At the beginning of the 1990s, some of his late-60s works changed hands for around 50,000 dollars. After the end of the 1990s, they could not be acquired for less than $100,000. His less sought-after works from other periods also enjoyed price inflation and the last canvas acquired for less than $100,000 was sold in June 2003 at Sotheby’s London. That was Roman Notes, an oil painting dated 1970 which fetched £60,000 (£99,600).

Today, his paintings measuring roughly 50cm change hands for between 150,000 and 600,000 dollars on average (all periods combined). With a budget of less than 50,000 dollars, amateur collectors could pick up a drawing such as the small felt pen Apollo (16×23 cm) dated 1963 which sold for 10,000 euros in Munich at Ketterer Kunst on 12 June 2007 after being offered unsuccessfully at Piasa in Paris on 28 November 2006. Another example was Reflection which fetched 34,000 dollars (86.4 x 67.3 cm) on 18 May 2007 in New York (Phillips, de Pury & Company). Four years earlier, the same Reflection had fetched just £5,800 (roughly $9,600) at Christie’s in London (23 June 2003).
On 2 July 2008 at Sotheby’s in London, an Untitled work dated 1965 and measuring 17.7cm x 23.7cm was acquired for €164,411; that was the last Twombly painting to sell at auction for less than €200,000.

While less than 10 Twombly paintings change hands per year at public sales, amateur collectors can find a multitude of drawings and water-colours on paper that sell on average for less than €35,000. The highest price ever paid for one of his drawings was nevertheless above $3m ($3.7m, Untitled, Sotheby’s New York 17 November 1999).
The value of his prints has also followed the upward trend: today one would have to pay around $15,000 for a multiple work by the artist. Some collectors are even willing to pay 200,000 dollars for lots of 6 prints from the Sketches series or his Roman Notes series that were printed in limited editions of 100!

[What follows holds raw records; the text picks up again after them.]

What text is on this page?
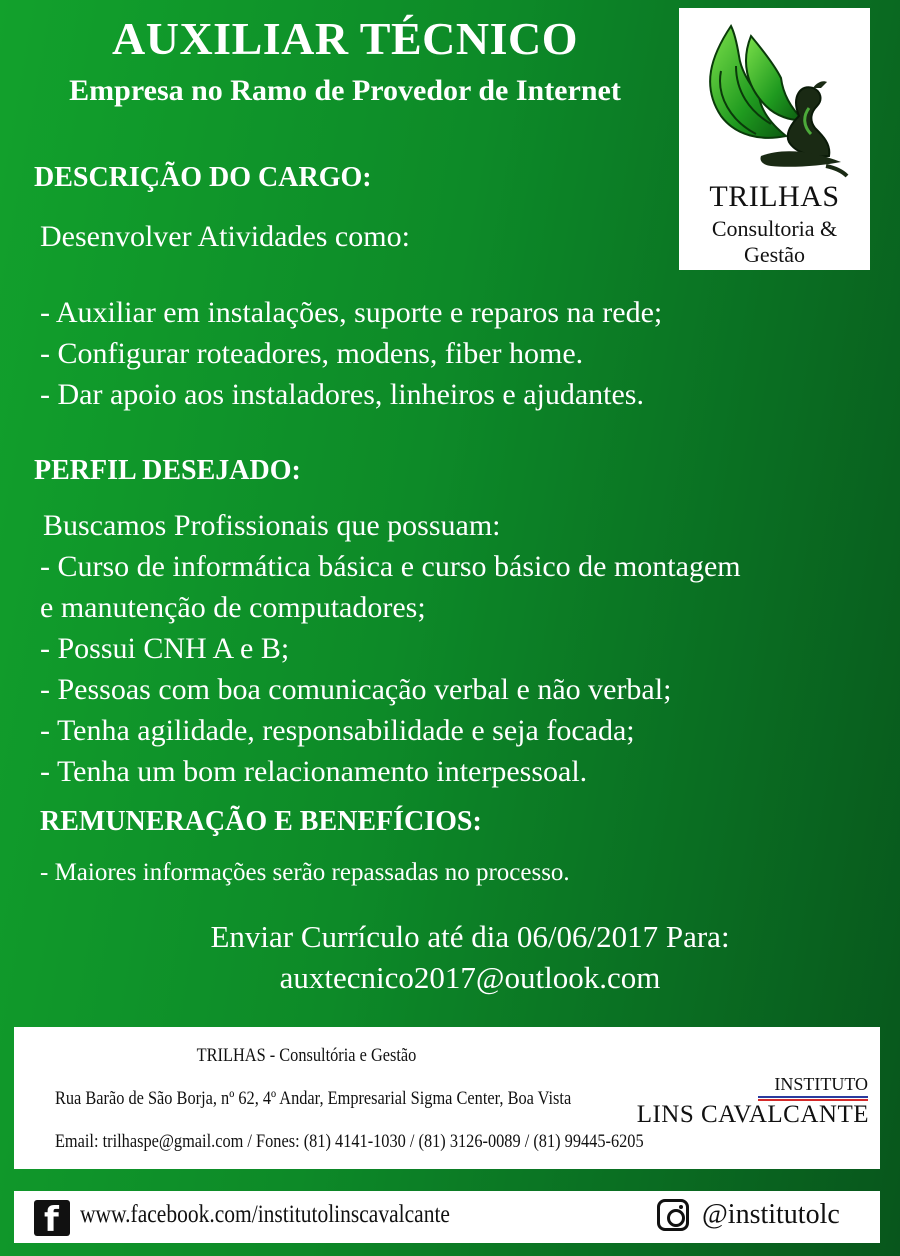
AUXILIAR TÉCNICO
Empresa no Ramo de Provedor de Internet
TRILHAS
Consultoria & Gestão
DESCRIÇÃO DO CARGO:
Desenvolver Atividades como:
- Auxiliar em instalações, suporte e reparos na rede;
- Configurar roteadores, modens, fiber home.
- Dar apoio aos instaladores, linheiros e ajudantes.
PERFIL DESEJADO:
Buscamos Profissionais que possuam:
- Curso de informática básica e curso básico de montagem
e manutenção de computadores;
- Possui CNH A e B;
- Pessoas com boa comunicação verbal e não verbal;
- Tenha agilidade, responsabilidade e seja focada;
- Tenha um bom relacionamento interpessoal.
REMUNERAÇÃO E BENEFÍCIOS:
- Maiores informações serão repassadas no processo.
Enviar Currículo até dia 06/06/2017 Para:
auxtecnico2017@outlook.com
TRILHAS - Consultória e Gestão
Rua Barão de São Borja, nº 62, 4º Andar, Empresarial Sigma Center, Boa Vista
Email: trilhaspe@gmail.com / Fones: (81) 4141-1030 / (81) 3126-0089 / (81) 99445-6205
INSTITUTO
LINS CAVALCANTE
f www.facebook.com/institutolinscavalcante	@institutolc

Twombly moved to Italy in 1959, but remained very popular in America where he generated 71% of his auction revenue; however, 39% of his lots sold in Europe during the period 1997-2010. He is also popular in France: in 2010 Christie’s in Paris sold a 50cm² drawing for 440,000 euros ($586,608) and indeed art critics find his work to have affinities with European culture. In 2006, The Lambert Foundation paid tribute to Twombly in Avignon with an exhibition that was to be remembered: a woman managed to damage one of the works by kissing it… a passion whose mark caused a sensation. This year, the same Lambert collection is exposing his photographs of artists until 2 October 2011. Simultaneous to his Avignon exhibition Le Temps retrouvé, Cy Twombly was also the curator of an exhibition that brings together his own works with the chlorinated portraits and video installation of Douglas GORDON and Miquel BARCELO.
At the end of 2011, the artist’s paintings will be exhibited next to the Impressionist masters Turner and Monet at the Moderna Museet in Stockholm (8 October 2011 – 15 January 2012), at the Staatsgalerie Stuttgart in Germany (11 February – 28 May 2012) and lastly at the Tate Liverpool (22 June – 28 October 2012) in what promises to be one of the numerous posthumous exhibitions of the artist’s work.